What’s the Big Deal? For more than a decade, the U.S. and Asia have been growing more economically interdependent but simultaneously more antagonistic. Worryingly, in Tay’s estimation, the global financial crisis deepened the fault lines, and many in Asia are arguing that the time has come to assert a newfound independence. In this postcrisis era, “the two may end up more divided than united,” Tay writes, “and the poorer as a result.”

3. But not so fast. “The United States remains the final market for as much as 60 percent of Asian production,” says Tay – a staggering number, no doubt. And Asia still needs American power. Military rivalries between Asian nations (a slow-building arms race has long been under way across the region) are mixing with rising nationalism, and at the same time, someone will have to manage the emerging “cold war” bewteen the region’s two titans, China and India. There’s simply no one else on the planet with the might to do that other than the U.S.

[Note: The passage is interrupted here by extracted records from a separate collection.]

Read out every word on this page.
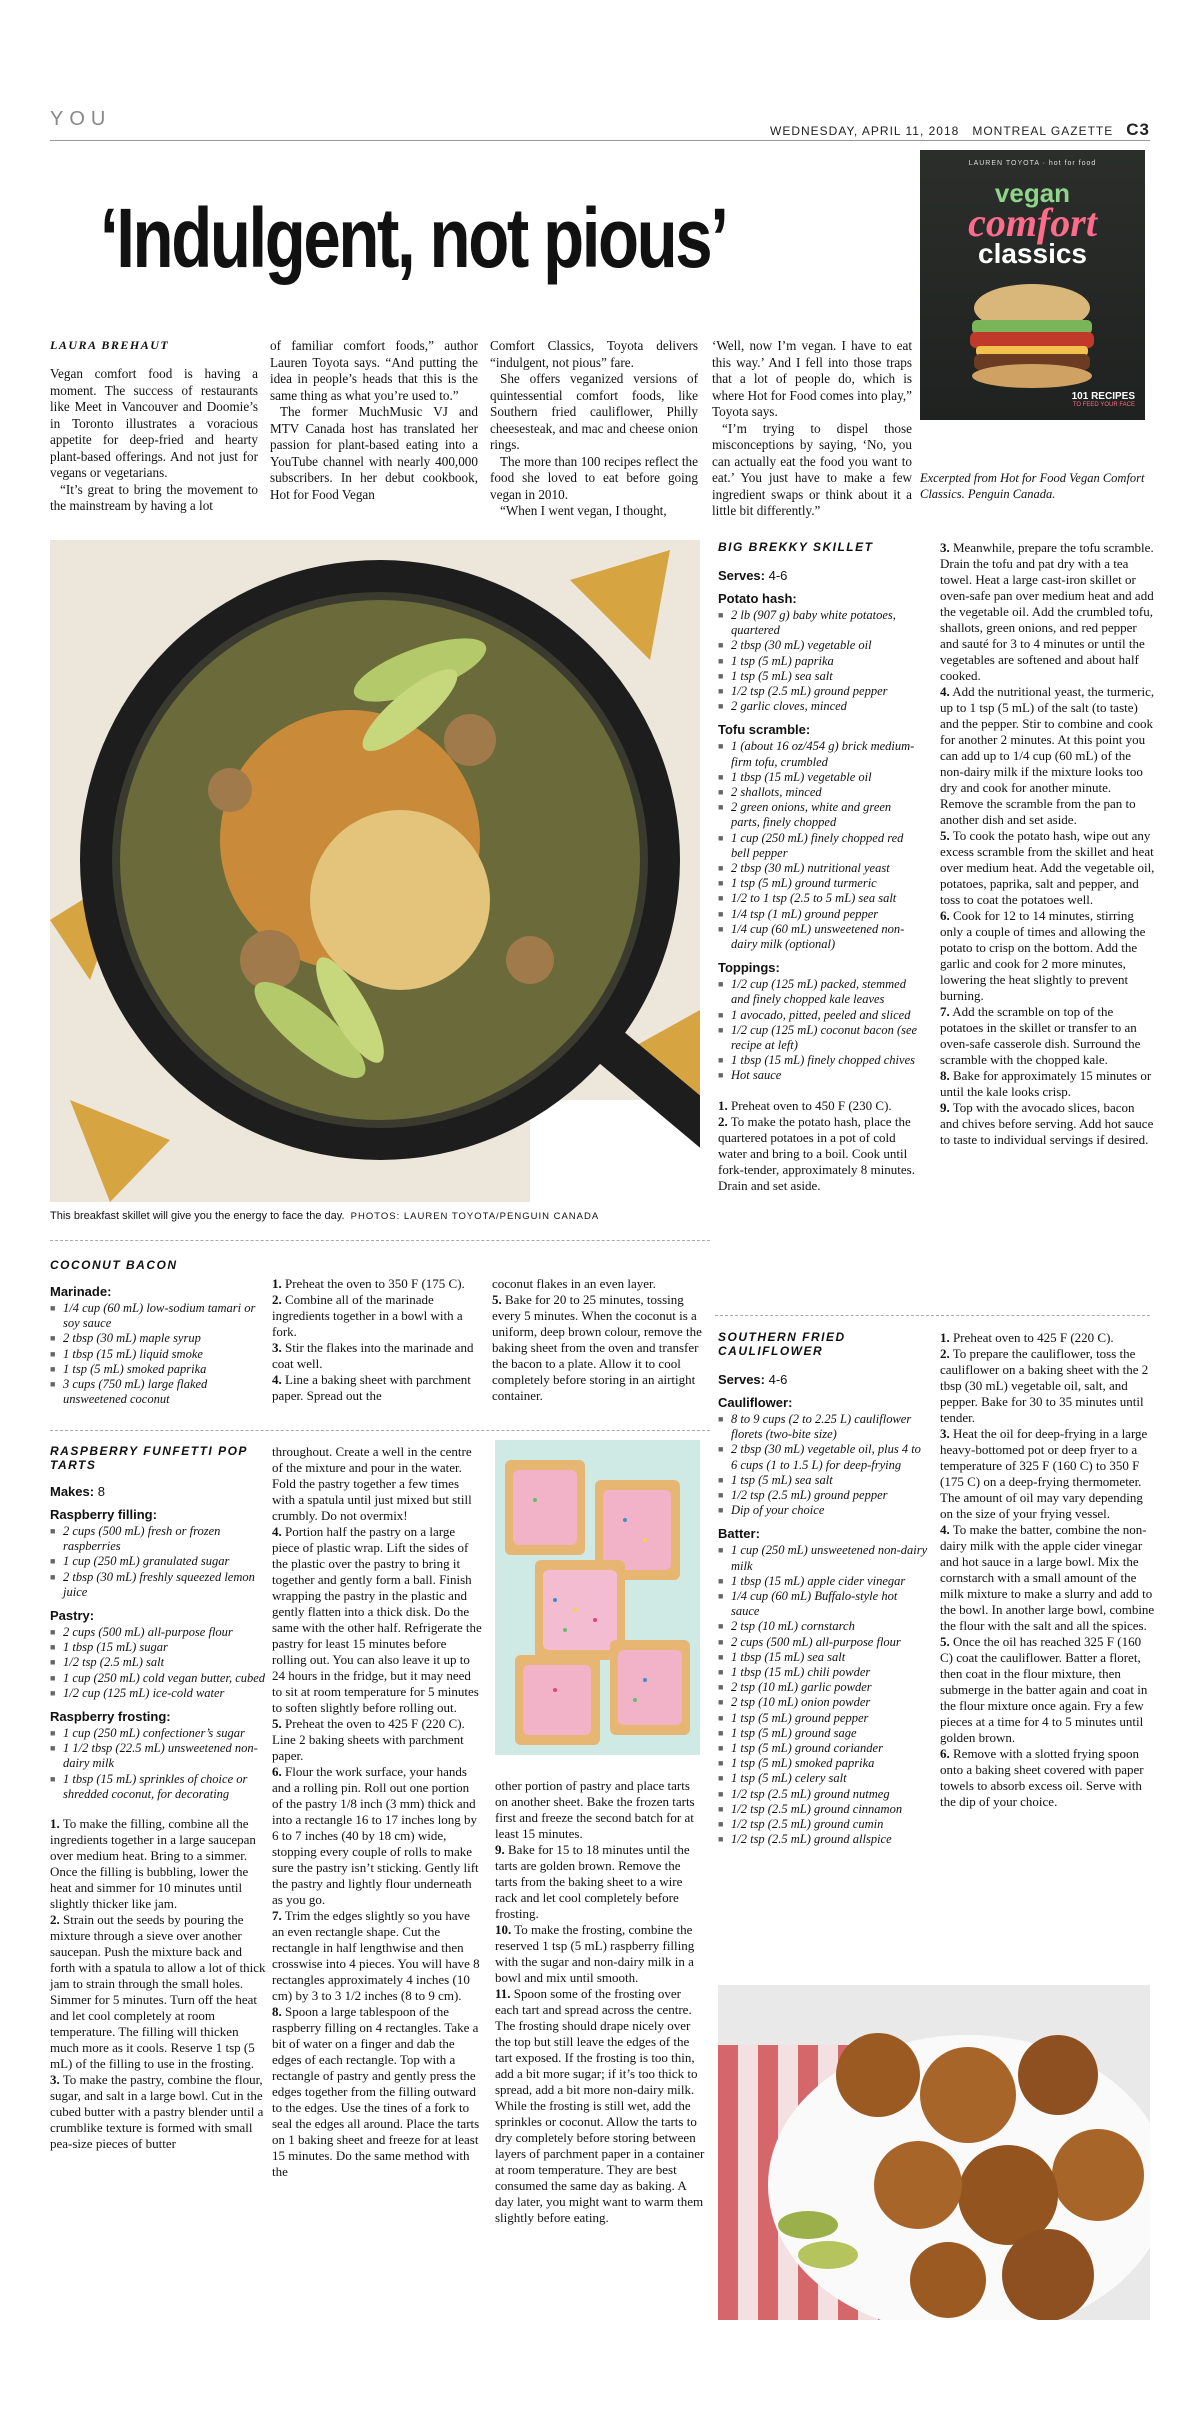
YOU
WEDNESDAY, APRIL 11, 2018 MONTREAL GAZETTE C3
‘Indulgent, not pious’
LAUREN TOYOTA · hot for food
vegan
comfort
classics
101 RECIPES
TO FEED YOUR FACE
Excerpted from Hot for Food Vegan Comfort Classics. Penguin Canada.
LAURA BREHAUT

Vegan comfort food is having a moment. The success of restaurants like Meet in Vancouver and Doomie’s in Toronto illustrates a voracious appetite for deep-fried and hearty plant-based offerings. And not just for vegans or vegetarians.

“It’s great to bring the movement to the mainstream by having a lot

of familiar comfort foods,” author Lauren Toyota says. “And putting the idea in people’s heads that this is the same thing as what you’re used to.”

The former MuchMusic VJ and MTV Canada host has translated her passion for plant-based eating into a YouTube channel with nearly 400,000 subscribers. In her debut cookbook, Hot for Food Vegan

Comfort Classics, Toyota delivers “indulgent, not pious” fare.

She offers veganized versions of quintessential comfort foods, like Southern fried cauliflower, Philly cheesesteak, and mac and cheese onion rings.

The more than 100 recipes reflect the food she loved to eat before going vegan in 2010.

“When I went vegan, I thought,

‘Well, now I’m vegan. I have to eat this way.’ And I fell into those traps that a lot of people do, which is where Hot for Food comes into play,” Toyota says.

“I’m trying to dispel those misconceptions by saying, ‘No, you can actually eat the food you want to eat.’ You just have to make a few ingredient swaps or think about it a little bit differently.”

This breakfast skillet will give you the energy to face the day. PHOTOS: LAUREN TOYOTA/PENGUIN CANADA
BIG BREKKY SKILLET
Serves: 4-6
Potato hash:
■ 2 lb (907 g) baby white potatoes, quartered
■ 2 tbsp (30 mL) vegetable oil
■ 1 tsp (5 mL) paprika
■ 1 tsp (5 mL) sea salt
■ 1/2 tsp (2.5 mL) ground pepper
■ 2 garlic cloves, minced
Tofu scramble:
■ 1 (about 16 oz/454 g) brick medium-firm tofu, crumbled
■ 1 tbsp (15 mL) vegetable oil
■ 2 shallots, minced
■ 2 green onions, white and green parts, finely chopped
■ 1 cup (250 mL) finely chopped red bell pepper
■ 2 tbsp (30 mL) nutritional yeast
■ 1 tsp (5 mL) ground turmeric
■ 1/2 to 1 tsp (2.5 to 5 mL) sea salt
■ 1/4 tsp (1 mL) ground pepper
■ 1/4 cup (60 mL) unsweetened non-dairy milk (optional)
Toppings:
■ 1/2 cup (125 mL) packed, stemmed and finely chopped kale leaves
■ 1 avocado, pitted, peeled and sliced
■ 1/2 cup (125 mL) coconut bacon (see recipe at left)
■ 1 tbsp (15 mL) finely chopped chives
■ Hot sauce

1. Preheat oven to 450 F (230 C).

2. To make the potato hash, place the quartered potatoes in a pot of cold water and bring to a boil. Cook until fork-tender, approximately 8 minutes. Drain and set aside.

3. Meanwhile, prepare the tofu scramble. Drain the tofu and pat dry with a tea towel. Heat a large cast-iron skillet or oven-safe pan over medium heat and add the vegetable oil. Add the crumbled tofu, shallots, green onions, and red pepper and sauté for 3 to 4 minutes or until the vegetables are softened and about half cooked.

4. Add the nutritional yeast, the turmeric, up to 1 tsp (5 mL) of the salt (to taste) and the pepper. Stir to combine and cook for another 2 minutes. At this point you can add up to 1/4 cup (60 mL) of the non-dairy milk if the mixture looks too dry and cook for another minute. Remove the scramble from the pan to another dish and set aside.

5. To cook the potato hash, wipe out any excess scramble from the skillet and heat over medium heat. Add the vegetable oil, potatoes, paprika, salt and pepper, and toss to coat the potatoes well.

6. Cook for 12 to 14 minutes, stirring only a couple of times and allowing the potato to crisp on the bottom. Add the garlic and cook for 2 more minutes, lowering the heat slightly to prevent burning.

7. Add the scramble on top of the potatoes in the skillet or transfer to an oven-safe casserole dish. Surround the scramble with the chopped kale.

8. Bake for approximately 15 minutes or until the kale looks crisp.

9. Top with the avocado slices, bacon and chives before serving. Add hot sauce to taste to individual servings if desired.

COCONUT BACON
Marinade:
■ 1/4 cup (60 mL) low-sodium tamari or soy sauce
■ 2 tbsp (30 mL) maple syrup
■ 1 tbsp (15 mL) liquid smoke
■ 1 tsp (5 mL) smoked paprika
■ 3 cups (750 mL) large flaked unsweetened coconut

1. Preheat the oven to 350 F (175 C).

2. Combine all of the marinade ingredients together in a bowl with a fork.

3. Stir the flakes into the marinade and coat well.

4. Line a baking sheet with parchment paper. Spread out the

coconut flakes in an even layer.

5. Bake for 20 to 25 minutes, tossing every 5 minutes. When the coconut is a uniform, deep brown colour, remove the baking sheet from the oven and transfer the bacon to a plate. Allow it to cool completely before storing in an airtight container.

RASPBERRY FUNFETTI POP TARTS
Makes: 8
Raspberry filling:
■ 2 cups (500 mL) fresh or frozen raspberries
■ 1 cup (250 mL) granulated sugar
■ 2 tbsp (30 mL) freshly squeezed lemon juice
Pastry:
■ 2 cups (500 mL) all-purpose flour
■ 1 tbsp (15 mL) sugar
■ 1/2 tsp (2.5 mL) salt
■ 1 cup (250 mL) cold vegan butter, cubed
■ 1/2 cup (125 mL) ice-cold water
Raspberry frosting:
■ 1 cup (250 mL) confectioner’s sugar
■ 1 1/2 tbsp (22.5 mL) unsweetened non-dairy milk
■ 1 tbsp (15 mL) sprinkles of choice or shredded coconut, for decorating

1. To make the filling, combine all the ingredients together in a large saucepan over medium heat. Bring to a simmer. Once the filling is bubbling, lower the heat and simmer for 10 minutes until slightly thicker like jam.

2. Strain out the seeds by pouring the mixture through a sieve over another saucepan. Push the mixture back and forth with a spatula to allow a lot of thick jam to strain through the small holes. Simmer for 5 minutes. Turn off the heat and let cool completely at room temperature. The filling will thicken much more as it cools. Reserve 1 tsp (5 mL) of the filling to use in the frosting.

3. To make the pastry, combine the flour, sugar, and salt in a large bowl. Cut in the cubed butter with a pastry blender until a crumblike texture is formed with small pea-size pieces of butter

throughout. Create a well in the centre of the mixture and pour in the water. Fold the pastry together a few times with a spatula until just mixed but still crumbly. Do not overmix!

4. Portion half the pastry on a large piece of plastic wrap. Lift the sides of the plastic over the pastry to bring it together and gently form a ball. Finish wrapping the pastry in the plastic and gently flatten into a thick disk. Do the same with the other half. Refrigerate the pastry for least 15 minutes before rolling out. You can also leave it up to 24 hours in the fridge, but it may need to sit at room temperature for 5 minutes to soften slightly before rolling out.

5. Preheat the oven to 425 F (220 C). Line 2 baking sheets with parchment paper.

6. Flour the work surface, your hands and a rolling pin. Roll out one portion of the pastry 1/8 inch (3 mm) thick and into a rectangle 16 to 17 inches long by 6 to 7 inches (40 by 18 cm) wide, stopping every couple of rolls to make sure the pastry isn’t sticking. Gently lift the pastry and lightly flour underneath as you go.

7. Trim the edges slightly so you have an even rectangle shape. Cut the rectangle in half lengthwise and then crosswise into 4 pieces. You will have 8 rectangles approximately 4 inches (10 cm) by 3 to 3 1/2 inches (8 to 9 cm).

8. Spoon a large tablespoon of the raspberry filling on 4 rectangles. Take a bit of water on a finger and dab the edges of each rectangle. Top with a rectangle of pastry and gently press the edges together from the filling outward to the edges. Use the tines of a fork to seal the edges all around. Place the tarts on 1 baking sheet and freeze for at least 15 minutes. Do the same method with the

other portion of pastry and place tarts on another sheet. Bake the frozen tarts first and freeze the second batch for at least 15 minutes.

9. Bake for 15 to 18 minutes until the tarts are golden brown. Remove the tarts from the baking sheet to a wire rack and let cool completely before frosting.

10. To make the frosting, combine the reserved 1 tsp (5 mL) raspberry filling with the sugar and non-dairy milk in a bowl and mix until smooth.

11. Spoon some of the frosting over each tart and spread across the centre. The frosting should drape nicely over the top but still leave the edges of the tart exposed. If the frosting is too thin, add a bit more sugar; if it’s too thick to spread, add a bit more non-dairy milk. While the frosting is still wet, add the sprinkles or coconut. Allow the tarts to dry completely before storing between layers of parchment paper in a container at room temperature. They are best consumed the same day as baking. A day later, you might want to warm them slightly before eating.

SOUTHERN FRIED CAULIFLOWER
Serves: 4-6
Cauliflower:
■ 8 to 9 cups (2 to 2.25 L) cauliflower florets (two-bite size)
■ 2 tbsp (30 mL) vegetable oil, plus 4 to 6 cups (1 to 1.5 L) for deep-frying
■ 1 tsp (5 mL) sea salt
■ 1/2 tsp (2.5 mL) ground pepper
■ Dip of your choice
Batter:
■ 1 cup (250 mL) unsweetened non-dairy milk
■ 1 tbsp (15 mL) apple cider vinegar
■ 1/4 cup (60 mL) Buffalo-style hot sauce
■ 2 tsp (10 mL) cornstarch
■ 2 cups (500 mL) all-purpose flour
■ 1 tbsp (15 mL) sea salt
■ 1 tbsp (15 mL) chili powder
■ 2 tsp (10 mL) garlic powder
■ 2 tsp (10 mL) onion powder
■ 1 tsp (5 mL) ground pepper
■ 1 tsp (5 mL) ground sage
■ 1 tsp (5 mL) ground coriander
■ 1 tsp (5 mL) smoked paprika
■ 1 tsp (5 mL) celery salt
■ 1/2 tsp (2.5 mL) ground nutmeg
■ 1/2 tsp (2.5 mL) ground cinnamon
■ 1/2 tsp (2.5 mL) ground cumin
■ 1/2 tsp (2.5 mL) ground allspice

1. Preheat oven to 425 F (220 C).

2. To prepare the cauliflower, toss the cauliflower on a baking sheet with the 2 tbsp (30 mL) vegetable oil, salt, and pepper. Bake for 30 to 35 minutes until tender.

3. Heat the oil for deep-frying in a large heavy-bottomed pot or deep fryer to a temperature of 325 F (160 C) to 350 F (175 C) on a deep-frying thermometer. The amount of oil may vary depending on the size of your frying vessel.

4. To make the batter, combine the non-dairy milk with the apple cider vinegar and hot sauce in a large bowl. Mix the cornstarch with a small amount of the milk mixture to make a slurry and add to the bowl. In another large bowl, combine the flour with the salt and all the spices.

5. Once the oil has reached 325 F (160 C) coat the cauliflower. Batter a floret, then coat in the flour mixture, then submerge in the batter again and coat in the flour mixture once again. Fry a few pieces at a time for 4 to 5 minutes until golden brown.

6. Remove with a slotted frying spoon onto a baking sheet covered with paper towels to absorb excess oil. Serve with the dip of your choice.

2. … and then came the recent financial crisis. This sense of Asian self-reliance was reinforced by the global meltdown. Tay argues that there is a postcrisis sense among the elites throughout Asia that a fundamental rupture has debased American power. Hence, many believe their firms, countries, and the region as a whole ought to reshift its focus, develop a stronger consumer class, and zoom away from the U.S. without looking back. Tay says that “numbers in China and other larger Asian markets, especially from the second half of 2009 and into 2010,” show that the possibility could easily become reality. After all, consider the news from August that China surpassed Japan to become the world’s second-largest economy.

Swipe This Critique Tay’s book is contemplative and reasoned, which is welcome in light of the fierce debate raging over the rise of China (think Martin Jacques’s When China Rules the World or Susan Shirk’s China: A Fragile Superpower), which can stray into polemics rather than distill the complexities of the geopolitical moment. The book’s not without its flaws, however. Tay, who hails from Singapore (he was a former member of Parliament there) and has taught at Harvard and Yale, veers too often into jingoism (he says that globalization is now becoming “Global-as-Asian”), and his discussion about Asian-Americans leading the charge to improve U.S.-Asian relations is out of touch.